One would think passage of time would have given filmmakers enough perspective, and also some resolve to revisit the era, but, unfortunately, this was never the case. It was only with Sudhir Mishra’s Hazaaron Khwaishein Aisi (2003), which released in the year of the Emergency’s 30th anniversary in 2005, that the era was revisited in an upfront manner.
But is the fear of the commercial aspect of filmmaking suffering at the hands of political clout the real reason why even after a distance of 40 years, Emergency remains a taboo topic? Some filmmakers believe that it’s not their business to comment on political matters and some believe that popular cinema should only be about “entertainment, entertainment, and entertainment”.
Could there be some other reasonable explanation for the manner in which Hindi cinema – popular or art-house – sparingly acknowledged Emergency? Perhaps it could have to do with the lack of reference-based filmmaking that contemporary Bollywood can’t function without. Post-independence filmmakers and screenwriters grew up on literature more than films and the result was a generation that saw stalwarts such as Rajinder Singh Bedi, Bimal Roy, Raj Kapoor, Vijay Anand, Raj Khosla, Sahir Ludhianvi, Majrooh Sultanpuri, Kaifi Azmi, BR Chopra and Dev Anand who weren’t limited to cinema for stimulus. The next wave which saw Salim Khan, Javed Akhtar, Yash Chopra, Manoj Kumar, Prakash Mehra, Manmohan Desai and others were the first generation that grew up on films as well as literature and therefore their cinema had that influence. Most people under the age of 30 have very little idea about what the Emergency truly entailed and for the younger lot of filmmakers there is no reference to follow.
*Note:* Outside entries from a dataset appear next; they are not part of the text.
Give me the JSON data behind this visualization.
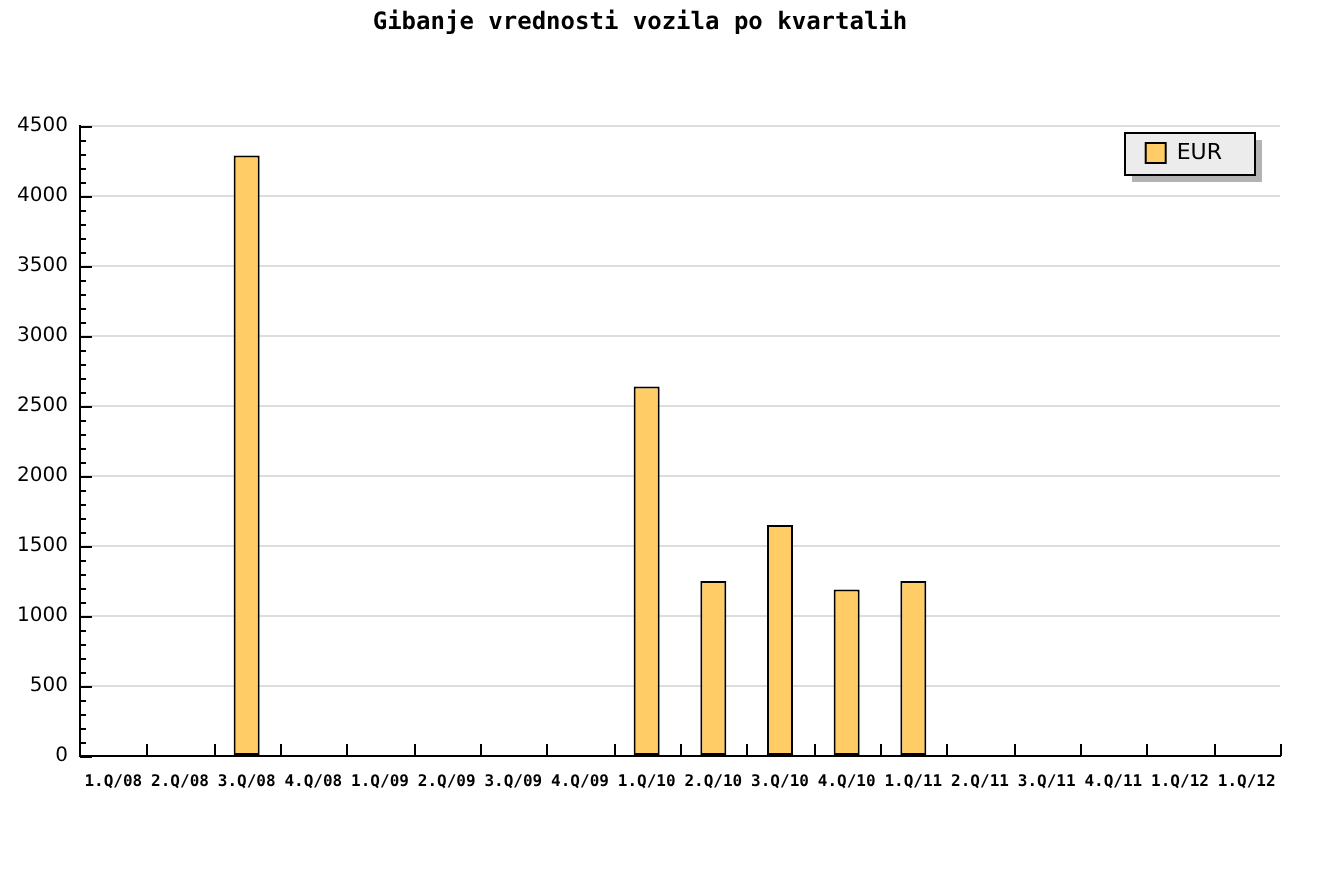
{
  "chart_data": {
    "type": "bar",
    "title": "Gibanje vrednosti vozila po kvartalih",
    "categories": [
      "1.Q/08",
      "2.Q/08",
      "3.Q/08",
      "4.Q/08",
      "1.Q/09",
      "2.Q/09",
      "3.Q/09",
      "4.Q/09",
      "1.Q/10",
      "2.Q/10",
      "3.Q/10",
      "4.Q/10",
      "1.Q/11",
      "2.Q/11",
      "3.Q/11",
      "4.Q/11",
      "1.Q/12",
      "1.Q/12"
    ],
    "series": [
      {
        "name": "EUR",
        "color": "#ffcc66",
        "values": [
          null,
          null,
          4290,
          null,
          null,
          null,
          null,
          null,
          2640,
          1250,
          1650,
          1190,
          1250,
          null,
          null,
          null,
          null,
          null
        ]
      }
    ],
    "ylim": [
      0,
      4500
    ],
    "yticks": [
      0,
      {
        "value": 100,
        "label": null
      },
      {
        "value": 200,
        "label": null
      },
      {
        "value": 300,
        "label": null
      },
      {
        "value": 400,
        "label": null
      },
      500,
      {
        "value": 600,
        "label": null
      },
      {
        "value": 700,
        "label": null
      },
      {
        "value": 800,
        "label": null
      },
      {
        "value": 900,
        "label": null
      },
      1000,
      {
        "value": 1100,
        "label": null
      },
      {
        "value": 1200,
        "label": null
      },
      {
        "value": 1300,
        "label": null
      },
      {
        "value": 1400,
        "label": null
      },
      1500,
      {
        "value": 1600,
        "label": null
      },
      {
        "value": 1700,
        "label": null
      },
      {
        "value": 1800,
        "label": null
      },
      {
        "value": 1900,
        "label": null
      },
      2000,
      {
        "value": 2100,
        "label": null
      },
      {
        "value": 2200,
        "label": null
      },
      {
        "value": 2300,
        "label": null
      },
      {
        "value": 2400,
        "label": null
      },
      2500,
      {
        "value": 2600,
        "label": null
      },
      {
        "value": 2700,
        "label": null
      },
      {
        "value": 2800,
        "label": null
      },
      {
        "value": 2900,
        "label": null
      },
      3000,
      {
        "value": 3100,
        "label": null
      },
      {
        "value": 3200,
        "label": null
      },
      {
        "value": 3300,
        "label": null
      },
      {
        "value": 3400,
        "label": null
      },
      3500,
      {
        "value": 3600,
        "label": null
      },
      {
        "value": 3700,
        "label": null
      },
      {
        "value": 3800,
        "label": null
      },
      {
        "value": 3900,
        "label": null
      },
      4000,
      {
        "value": 4100,
        "label": null
      },
      {
        "value": 4200,
        "label": null
      },
      {
        "value": 4300,
        "label": null
      },
      {
        "value": 4400,
        "label": null
      },
      4500
    ],
    "grid": "y",
    "legend": "top right"
  }
}
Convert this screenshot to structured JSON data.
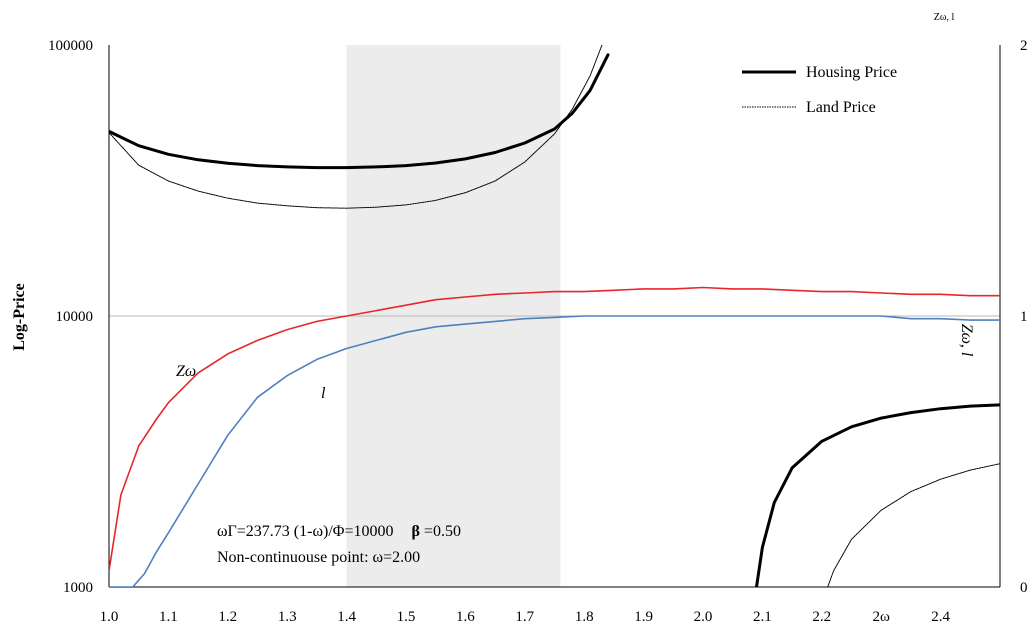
{
  "chart_data": {
    "type": "line",
    "title": "",
    "xlabel": "",
    "ylabel": "Log-Price",
    "y2label": "Zω, l",
    "y2label_rotated": "Zω, l",
    "yscale": "log",
    "ylim": [
      1000,
      100000
    ],
    "y2lim": [
      0,
      2
    ],
    "xlim": [
      1.0,
      2.5
    ],
    "x_ticks": [
      "1.0",
      "1.1",
      "1.2",
      "1.3",
      "1.4",
      "1.5",
      "1.6",
      "1.7",
      "1.8",
      "1.9",
      "2.0",
      "2.1",
      "2.2",
      "2ω",
      "2.4"
    ],
    "y_ticks": [
      "1000",
      "10000",
      "100000"
    ],
    "y2_ticks": [
      "0",
      "1",
      "2"
    ],
    "shaded_region": [
      1.4,
      1.76
    ],
    "reference_line_y": 10000,
    "legend_position": "top-right",
    "series": [
      {
        "name": "Housing Price",
        "color": "#000000",
        "style": "thick",
        "axis": "left",
        "segments": [
          {
            "x": [
              1.0,
              1.05,
              1.1,
              1.15,
              1.2,
              1.25,
              1.3,
              1.35,
              1.4,
              1.45,
              1.5,
              1.55,
              1.6,
              1.65,
              1.7,
              1.75,
              1.78,
              1.81,
              1.84
            ],
            "y": [
              48000,
              42500,
              39500,
              37700,
              36600,
              35900,
              35500,
              35300,
              35300,
              35500,
              35900,
              36700,
              38000,
              40100,
              43500,
              49000,
              56000,
              68000,
              92000
            ]
          },
          {
            "x": [
              2.09,
              2.1,
              2.12,
              2.15,
              2.2,
              2.25,
              2.3,
              2.35,
              2.4,
              2.45,
              2.5
            ],
            "y": [
              1000,
              1400,
              2050,
              2750,
              3450,
              3900,
              4200,
              4400,
              4550,
              4650,
              4700
            ]
          }
        ]
      },
      {
        "name": "Land Price",
        "color": "#000000",
        "style": "thin",
        "axis": "left",
        "segments": [
          {
            "x": [
              1.0,
              1.05,
              1.1,
              1.15,
              1.2,
              1.25,
              1.3,
              1.35,
              1.4,
              1.45,
              1.5,
              1.55,
              1.6,
              1.65,
              1.7,
              1.75,
              1.78,
              1.81,
              1.83
            ],
            "y": [
              47500,
              36000,
              31500,
              28900,
              27200,
              26100,
              25500,
              25100,
              25000,
              25200,
              25700,
              26700,
              28500,
              31500,
              37000,
              47000,
              58000,
              77000,
              100000
            ]
          },
          {
            "x": [
              2.21,
              2.22,
              2.25,
              2.3,
              2.35,
              2.4,
              2.45,
              2.5
            ],
            "y": [
              1000,
              1150,
              1500,
              1920,
              2250,
              2500,
              2700,
              2850
            ]
          }
        ]
      },
      {
        "name": "Zω",
        "label": "Zω",
        "color": "#e8262b",
        "axis": "right",
        "x": [
          1.0,
          1.02,
          1.05,
          1.08,
          1.1,
          1.15,
          1.2,
          1.25,
          1.3,
          1.35,
          1.4,
          1.45,
          1.5,
          1.55,
          1.6,
          1.65,
          1.7,
          1.75,
          1.8,
          1.85,
          1.9,
          1.95,
          2.0,
          2.05,
          2.1,
          2.15,
          2.2,
          2.25,
          2.3,
          2.35,
          2.4,
          2.45,
          2.5
        ],
        "values": [
          0.06,
          0.34,
          0.52,
          0.62,
          0.68,
          0.79,
          0.86,
          0.91,
          0.95,
          0.98,
          1.0,
          1.02,
          1.04,
          1.06,
          1.07,
          1.08,
          1.085,
          1.09,
          1.09,
          1.095,
          1.1,
          1.1,
          1.105,
          1.1,
          1.1,
          1.095,
          1.09,
          1.09,
          1.085,
          1.08,
          1.08,
          1.075,
          1.075
        ]
      },
      {
        "name": "l",
        "label": "l",
        "color": "#4f81bd",
        "axis": "right",
        "x": [
          1.0,
          1.04,
          1.06,
          1.08,
          1.1,
          1.15,
          1.2,
          1.25,
          1.3,
          1.35,
          1.4,
          1.45,
          1.5,
          1.55,
          1.6,
          1.65,
          1.7,
          1.75,
          1.8,
          1.85,
          1.9,
          1.95,
          2.0,
          2.1,
          2.2,
          2.3,
          2.35,
          2.4,
          2.45,
          2.5
        ],
        "values": [
          0.0,
          0.0,
          0.05,
          0.13,
          0.2,
          0.38,
          0.56,
          0.7,
          0.78,
          0.84,
          0.88,
          0.91,
          0.94,
          0.96,
          0.97,
          0.98,
          0.99,
          0.995,
          1.0,
          1.0,
          1.0,
          1.0,
          1.0,
          1.0,
          1.0,
          1.0,
          0.99,
          0.99,
          0.985,
          0.985
        ]
      }
    ],
    "annotations": [
      "ωΓ=237.73  (1-ω)/Φ=10000",
      "β",
      "=0.50",
      "Non-continuouse point: ω=2.00"
    ]
  }
}
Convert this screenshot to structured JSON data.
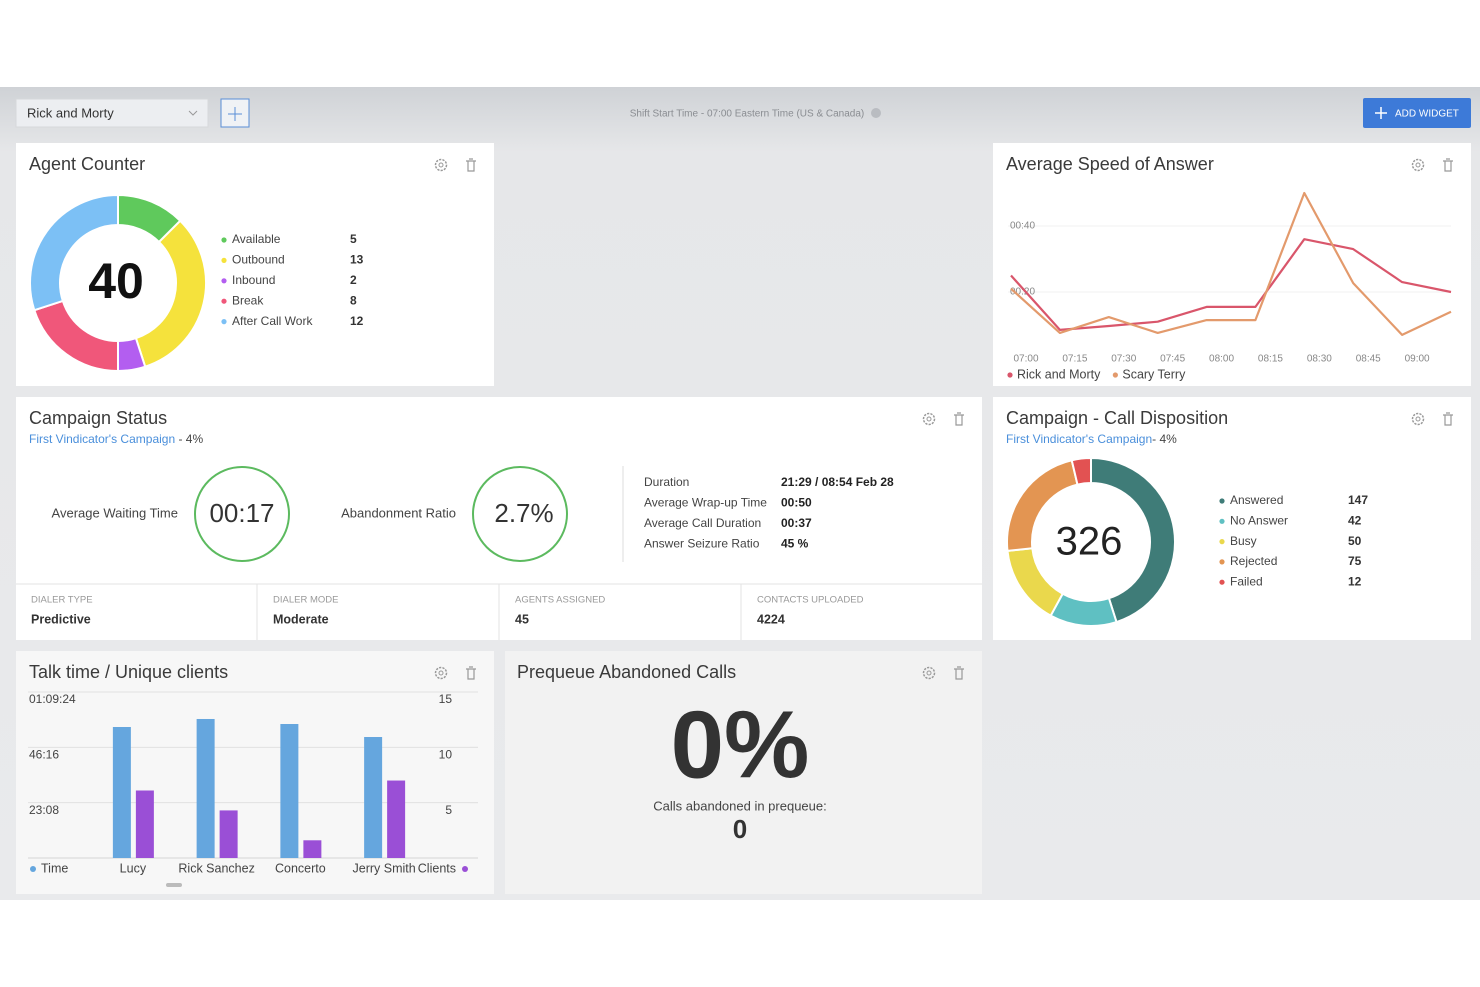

For any medium that celebrates popular culture, especially cinema, to be a chronicle of history, there has to be a constant discussion about events and while Bollywood could be blamed for ignoring Emergency as a subject, other formats such as writing (fiction and non-fiction) and even journalism, too, seem to have forgotten the dark days.
|A poster of Hazaaron Khwaishein Aisi (2005).|
Some of the most prolific present-day filmmakers and screenwriters grew up on a certain kind of cinema and therefore it’s Yash Chopra, Manmohan Desai or Mahesh Bhatt that the likes of Karan Johars, Rohit Shettys and Farah Khans or Mohit Suris cannot look beyond.
So, in essence, one can’t really blame existing filmmakers for not making films on something as important as the Emergency when they wouldn’t know the history even if it were to hit them in their face. Having bred on a popular culture that rarely acknowledges history as it was made, Bollywood would only be interested in something when it’s real such as Kissa Kursi Ka, larger-than-life personality-based like Aandhi or extremely personal like Mishra’s Hazaaron Khwaishein Aisi and you see, unfortunately for Emergency, all three have been addressed.